La lirica dei trovatori. C’era una volta un amore e c’era una volta chi lo cantava.
Siamo in Francia, nella terra dei patriarchi della lirica trovierica, persi in quel Midi che vantava i natali di un movimento collettivo impiantato sulla compartecipazione dei singoli a un’unità ideologica-concettuale, in grado di erigere i rudimenti per l’elaborazione formale e letteraria di quel modello che riecheggerà nei secoli a venire con il leggendario termine di ”cortese”.
”Quando le giornate sono lunghe, in maggio
mi piace il dolce canto degli uccelli in lontananza
e, una volta che me ne sono allontanato,
mi rammento di un amore di lontano:
ne ho l’animo afflitto e sconfortato,
così che né canto né fiore di biancospino
mi sono più graditi del gelido inverno.”
La sua vita lo tiene lontano dalla donna, quella ”dama”, quella ”donna di alto rango” che egli ama con ”un amore di lontano” che germoglia solo nel ”ricordo” di una felicità distante e scandita dalla descrizione del topos del locus amoenus che cancella momentaneamente la disillusione del distacco che costringe il poeta a un inverno del cuore.
La sua poesia diventa manifesto poetico che esplica i caratteri basilari della canso, la canzone, quel genere destinato a tramutarsi da parole in versi a espressione privilegiata delle dinamiche della fin’amor, l’insieme delle regole del sentire e dell’agire dei poeti in virtù della loro passione amorosa. I testi ricalcano fedelmente i caratteri della relatio che lega virtuosamente il poeta-amante alla domina, amata nei termini di un servitium amoris di stampo feudale che rimandano la memoria del lettore al lessico di natura vassallatica.
Questa è l’arte di amare: l’arte che nobilita, l’arte che perfeziona chi desidera bramosamente di possedere senza poter mai avere, la cortesia che rende capaci di amare, che lima le convessità dell’animo e permea lo spirito di percezioni propizie.
Il ”viaggio” o ”pellegrinaggio” d’amore, che conduce Jaufré Rudel alla meta, si plasma sulla metafora della peregrinatio amoris che lega il Cristiano a Dio: la devozione per l’amata che conduce l’amante a una fonte di esaltazione interiore chiamata joi, corrisponde all’itinerario mistico di perfezionamento interiore che un credente deve compiere in vita per guadagnarsi la ricompensa celeste.

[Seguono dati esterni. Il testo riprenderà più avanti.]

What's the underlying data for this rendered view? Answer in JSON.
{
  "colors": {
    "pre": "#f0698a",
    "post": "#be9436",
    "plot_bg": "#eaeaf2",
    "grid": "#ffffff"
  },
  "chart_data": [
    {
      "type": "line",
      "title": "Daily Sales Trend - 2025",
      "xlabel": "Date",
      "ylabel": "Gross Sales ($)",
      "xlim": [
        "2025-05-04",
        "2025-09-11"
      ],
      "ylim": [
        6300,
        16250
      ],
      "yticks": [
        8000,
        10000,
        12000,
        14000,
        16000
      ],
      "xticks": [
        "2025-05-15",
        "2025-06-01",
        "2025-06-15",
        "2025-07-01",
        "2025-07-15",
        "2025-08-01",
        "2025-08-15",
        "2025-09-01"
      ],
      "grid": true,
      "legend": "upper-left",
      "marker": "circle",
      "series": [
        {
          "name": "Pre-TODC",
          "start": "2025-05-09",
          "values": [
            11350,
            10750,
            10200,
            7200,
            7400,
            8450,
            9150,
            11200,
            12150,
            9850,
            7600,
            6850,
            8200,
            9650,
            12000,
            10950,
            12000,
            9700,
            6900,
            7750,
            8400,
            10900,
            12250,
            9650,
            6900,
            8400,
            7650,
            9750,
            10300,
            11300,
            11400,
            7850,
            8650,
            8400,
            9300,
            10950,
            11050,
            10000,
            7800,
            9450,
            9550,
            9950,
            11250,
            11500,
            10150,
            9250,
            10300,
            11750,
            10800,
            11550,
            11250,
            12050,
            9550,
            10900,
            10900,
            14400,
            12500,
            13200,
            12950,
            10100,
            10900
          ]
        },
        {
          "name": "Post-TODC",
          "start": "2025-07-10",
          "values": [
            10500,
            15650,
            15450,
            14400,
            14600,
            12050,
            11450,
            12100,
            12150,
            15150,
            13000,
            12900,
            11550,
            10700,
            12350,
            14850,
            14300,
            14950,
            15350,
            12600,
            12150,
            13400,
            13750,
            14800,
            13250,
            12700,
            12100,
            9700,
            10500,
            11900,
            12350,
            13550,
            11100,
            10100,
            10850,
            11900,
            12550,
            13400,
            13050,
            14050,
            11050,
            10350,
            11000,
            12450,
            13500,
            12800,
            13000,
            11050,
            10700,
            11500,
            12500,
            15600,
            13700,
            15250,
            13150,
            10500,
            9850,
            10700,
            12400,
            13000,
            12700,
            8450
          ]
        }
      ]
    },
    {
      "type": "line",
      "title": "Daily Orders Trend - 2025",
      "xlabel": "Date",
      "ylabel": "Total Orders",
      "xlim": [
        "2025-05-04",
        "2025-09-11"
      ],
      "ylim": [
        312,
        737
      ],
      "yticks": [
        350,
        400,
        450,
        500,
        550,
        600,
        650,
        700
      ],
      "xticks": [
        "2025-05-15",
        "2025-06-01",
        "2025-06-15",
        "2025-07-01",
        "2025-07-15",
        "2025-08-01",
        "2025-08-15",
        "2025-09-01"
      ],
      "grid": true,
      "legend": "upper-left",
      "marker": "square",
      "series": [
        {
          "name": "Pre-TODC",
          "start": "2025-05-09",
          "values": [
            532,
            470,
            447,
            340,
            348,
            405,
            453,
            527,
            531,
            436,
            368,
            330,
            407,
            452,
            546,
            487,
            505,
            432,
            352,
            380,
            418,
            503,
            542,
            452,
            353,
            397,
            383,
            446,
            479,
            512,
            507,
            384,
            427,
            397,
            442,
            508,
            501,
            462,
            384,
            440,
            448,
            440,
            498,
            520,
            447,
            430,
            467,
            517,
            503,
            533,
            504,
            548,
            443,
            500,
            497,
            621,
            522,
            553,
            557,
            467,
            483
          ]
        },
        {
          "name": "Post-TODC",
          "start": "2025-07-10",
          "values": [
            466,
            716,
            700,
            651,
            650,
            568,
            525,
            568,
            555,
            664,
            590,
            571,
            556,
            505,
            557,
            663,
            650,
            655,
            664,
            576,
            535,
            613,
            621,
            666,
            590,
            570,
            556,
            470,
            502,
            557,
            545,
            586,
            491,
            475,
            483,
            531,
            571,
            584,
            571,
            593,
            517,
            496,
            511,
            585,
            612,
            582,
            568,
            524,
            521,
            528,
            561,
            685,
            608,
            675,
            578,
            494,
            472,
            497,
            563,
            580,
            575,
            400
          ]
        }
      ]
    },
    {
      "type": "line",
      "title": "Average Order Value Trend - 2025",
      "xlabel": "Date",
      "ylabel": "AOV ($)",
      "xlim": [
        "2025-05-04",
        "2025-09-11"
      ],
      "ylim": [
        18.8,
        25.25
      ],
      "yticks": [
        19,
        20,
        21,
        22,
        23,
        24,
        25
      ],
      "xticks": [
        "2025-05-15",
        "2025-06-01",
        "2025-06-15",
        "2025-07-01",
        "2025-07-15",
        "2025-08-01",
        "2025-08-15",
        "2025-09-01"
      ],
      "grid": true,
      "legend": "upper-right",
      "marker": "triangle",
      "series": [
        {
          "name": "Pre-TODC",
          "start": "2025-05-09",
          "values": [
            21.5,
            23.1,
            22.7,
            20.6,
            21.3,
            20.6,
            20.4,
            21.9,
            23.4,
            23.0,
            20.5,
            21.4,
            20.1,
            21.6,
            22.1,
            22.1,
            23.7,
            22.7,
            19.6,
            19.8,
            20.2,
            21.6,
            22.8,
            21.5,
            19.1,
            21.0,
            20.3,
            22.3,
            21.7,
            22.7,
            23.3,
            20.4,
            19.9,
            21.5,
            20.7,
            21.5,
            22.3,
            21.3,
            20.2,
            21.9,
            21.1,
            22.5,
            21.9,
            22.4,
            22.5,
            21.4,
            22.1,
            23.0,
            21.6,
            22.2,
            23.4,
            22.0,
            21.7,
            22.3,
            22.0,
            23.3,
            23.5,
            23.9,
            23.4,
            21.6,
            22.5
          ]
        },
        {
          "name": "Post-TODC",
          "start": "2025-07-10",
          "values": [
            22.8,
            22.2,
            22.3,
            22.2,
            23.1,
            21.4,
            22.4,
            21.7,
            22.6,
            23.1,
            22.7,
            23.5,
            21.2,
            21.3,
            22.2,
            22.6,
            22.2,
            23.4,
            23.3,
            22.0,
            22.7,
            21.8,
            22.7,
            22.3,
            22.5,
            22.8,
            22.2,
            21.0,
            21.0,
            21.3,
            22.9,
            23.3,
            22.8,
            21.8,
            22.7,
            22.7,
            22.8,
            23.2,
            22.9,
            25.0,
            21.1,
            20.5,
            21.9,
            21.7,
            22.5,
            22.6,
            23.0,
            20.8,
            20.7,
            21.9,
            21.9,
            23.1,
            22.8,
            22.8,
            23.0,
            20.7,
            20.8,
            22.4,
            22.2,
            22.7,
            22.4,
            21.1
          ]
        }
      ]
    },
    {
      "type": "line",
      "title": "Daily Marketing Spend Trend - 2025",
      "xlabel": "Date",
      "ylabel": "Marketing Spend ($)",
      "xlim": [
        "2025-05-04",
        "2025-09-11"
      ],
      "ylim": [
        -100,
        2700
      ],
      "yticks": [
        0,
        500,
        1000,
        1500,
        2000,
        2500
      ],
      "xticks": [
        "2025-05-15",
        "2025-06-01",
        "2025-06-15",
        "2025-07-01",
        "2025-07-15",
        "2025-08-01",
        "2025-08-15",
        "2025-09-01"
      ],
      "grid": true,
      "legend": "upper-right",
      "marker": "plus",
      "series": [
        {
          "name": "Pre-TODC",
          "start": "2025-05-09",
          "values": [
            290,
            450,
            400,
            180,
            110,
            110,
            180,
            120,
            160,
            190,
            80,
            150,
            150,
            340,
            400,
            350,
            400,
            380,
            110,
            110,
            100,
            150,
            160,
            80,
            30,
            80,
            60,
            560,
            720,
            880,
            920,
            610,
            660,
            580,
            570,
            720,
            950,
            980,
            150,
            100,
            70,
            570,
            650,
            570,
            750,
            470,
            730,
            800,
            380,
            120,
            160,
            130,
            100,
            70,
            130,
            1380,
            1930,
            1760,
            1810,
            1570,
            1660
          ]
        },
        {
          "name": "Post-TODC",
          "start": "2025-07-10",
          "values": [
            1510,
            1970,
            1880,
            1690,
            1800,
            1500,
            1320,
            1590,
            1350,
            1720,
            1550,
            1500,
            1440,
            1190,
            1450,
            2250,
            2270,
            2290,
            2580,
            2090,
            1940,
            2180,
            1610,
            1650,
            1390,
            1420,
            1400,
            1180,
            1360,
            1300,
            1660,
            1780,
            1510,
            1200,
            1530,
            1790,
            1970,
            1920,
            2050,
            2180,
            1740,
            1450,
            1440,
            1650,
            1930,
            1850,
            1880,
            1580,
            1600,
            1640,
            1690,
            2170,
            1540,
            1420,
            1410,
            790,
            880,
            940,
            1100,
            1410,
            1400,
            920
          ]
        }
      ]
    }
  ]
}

Il passato ci chiama alle armi. La poesia ci ordina di rivestire le nostre parole, il nostro sentire e il nostro vivere, di colori che ardono di passione estroversa per gli affetti che custodiamo. Cantiamo l’attaccamento a un sentimento, l’amore per una donna, per una madre o un padre, per un’amicizia, per la bellezza che intinge la natura: amiamoci con i versi, con le canzoni, con la lontananza. Amiamoci per non morire, per non raggelare il cuore, per vivere l’estate dell’animo, per combattere gli inverni dell’odio.